Renata Voss, que também é professora doutora da EBA/UFBA, acredita que a cada procedimento técnico ao longo da história da fotografia, ampliam-se as possibilidades estéticas e de inovação de sua utilização. A técnica depende muito do uso que se faz dela, do contexto social e temporal. O que implica em fazer certos procedimentos antigos no momento atual? Não negar a fotografia digital, que faz parte do processo de trabalho, mas trabalhar com a materialidade da imagem fotográfica.

A exposição é uma forma de acesso, difusão e conhecimento dos processos fotográficos por parte do público. Ao ter a cidade como tema, provoca-se também uma discussão sobre os seus usos, apropriações, limitações, trazendo um tema bastante atual, mas apresentado e problematizado de forma poética através do trabalho. Que usos fazemos da cidade? Que imagem temos dela? Acreditamos no trabalho artístico como forma de questionar a cidade e suas transformações?

Ruir integra o projeto “Processos Químicos em Fotografia”, contemplado pelo Edital Setorial de Artes Visuais 2016. O projeto tem apoio financeiro do Governo do Estado, através do Fundo de Cultura, Secretaria da Fazenda, Fundação Cultural e Secretaria de Cultura da Bahia. O projeto que já realizou 3 oficinas de cianótipo, marrom van dyck e papel salgado, também contempla uma publicação que registra o ensaio realizado para o projeto, que será lançada no início de dezembro.
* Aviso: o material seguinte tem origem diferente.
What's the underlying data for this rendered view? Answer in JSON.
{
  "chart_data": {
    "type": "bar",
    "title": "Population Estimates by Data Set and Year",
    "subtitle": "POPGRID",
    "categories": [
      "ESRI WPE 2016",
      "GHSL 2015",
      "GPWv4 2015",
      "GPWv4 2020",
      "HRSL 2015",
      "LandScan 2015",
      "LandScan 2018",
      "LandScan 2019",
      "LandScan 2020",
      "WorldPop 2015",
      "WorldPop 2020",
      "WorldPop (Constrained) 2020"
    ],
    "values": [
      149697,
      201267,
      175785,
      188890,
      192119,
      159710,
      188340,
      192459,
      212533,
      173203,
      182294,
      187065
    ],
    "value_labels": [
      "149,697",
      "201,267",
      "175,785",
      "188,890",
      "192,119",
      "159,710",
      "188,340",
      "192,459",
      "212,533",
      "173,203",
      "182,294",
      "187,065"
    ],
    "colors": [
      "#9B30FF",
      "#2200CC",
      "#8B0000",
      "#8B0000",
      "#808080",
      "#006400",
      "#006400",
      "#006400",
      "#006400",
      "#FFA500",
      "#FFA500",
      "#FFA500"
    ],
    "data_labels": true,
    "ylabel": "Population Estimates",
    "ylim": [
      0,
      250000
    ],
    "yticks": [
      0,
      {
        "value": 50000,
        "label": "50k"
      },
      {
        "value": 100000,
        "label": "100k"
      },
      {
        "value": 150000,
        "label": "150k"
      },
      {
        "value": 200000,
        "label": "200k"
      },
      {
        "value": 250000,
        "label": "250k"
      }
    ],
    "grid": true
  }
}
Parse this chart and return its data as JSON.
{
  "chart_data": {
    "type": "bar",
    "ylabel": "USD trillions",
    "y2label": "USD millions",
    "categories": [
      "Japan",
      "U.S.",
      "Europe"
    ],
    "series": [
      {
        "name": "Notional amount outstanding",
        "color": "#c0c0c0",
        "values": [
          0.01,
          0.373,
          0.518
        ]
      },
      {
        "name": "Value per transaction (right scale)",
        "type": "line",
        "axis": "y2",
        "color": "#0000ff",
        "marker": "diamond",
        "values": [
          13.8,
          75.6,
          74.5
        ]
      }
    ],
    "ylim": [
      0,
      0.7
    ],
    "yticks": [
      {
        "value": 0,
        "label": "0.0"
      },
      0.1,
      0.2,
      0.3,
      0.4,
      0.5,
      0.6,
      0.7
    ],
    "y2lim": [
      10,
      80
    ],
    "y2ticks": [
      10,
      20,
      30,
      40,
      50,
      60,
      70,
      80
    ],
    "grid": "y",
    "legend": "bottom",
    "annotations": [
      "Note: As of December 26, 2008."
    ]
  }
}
Fundo de Cultura do Estado da Bahia (FCBA) – Criado em 2005 para incentivar e estimular as produções artístico-culturais baianas, o Fundo de Cultura é gerido pelas Secretarias da Cultura e da Fazenda. O mecanismo custeia, total ou parcialmente, projetos estritamente culturais de iniciativa de pessoas físicas ou jurídicas de direito público ou privado. Os projetos financiados pelo Fundo de Cultura são, preferencialmente, aqueles que apesar da importância do seu significado, sejam de baixo apelo mercadológico, o que dificulta a obtenção de patrocínio junto à iniciativa privada. O FCBA está estruturado em 4 (quatro) linhas de apoio, modelo de referência para outros estados da federação: Ações Continuadas de Instituições Culturais sem fins lucrativos; Eventos Culturais Calendarizados; Mobilidade Artística e Cultural e Editais Setoriais.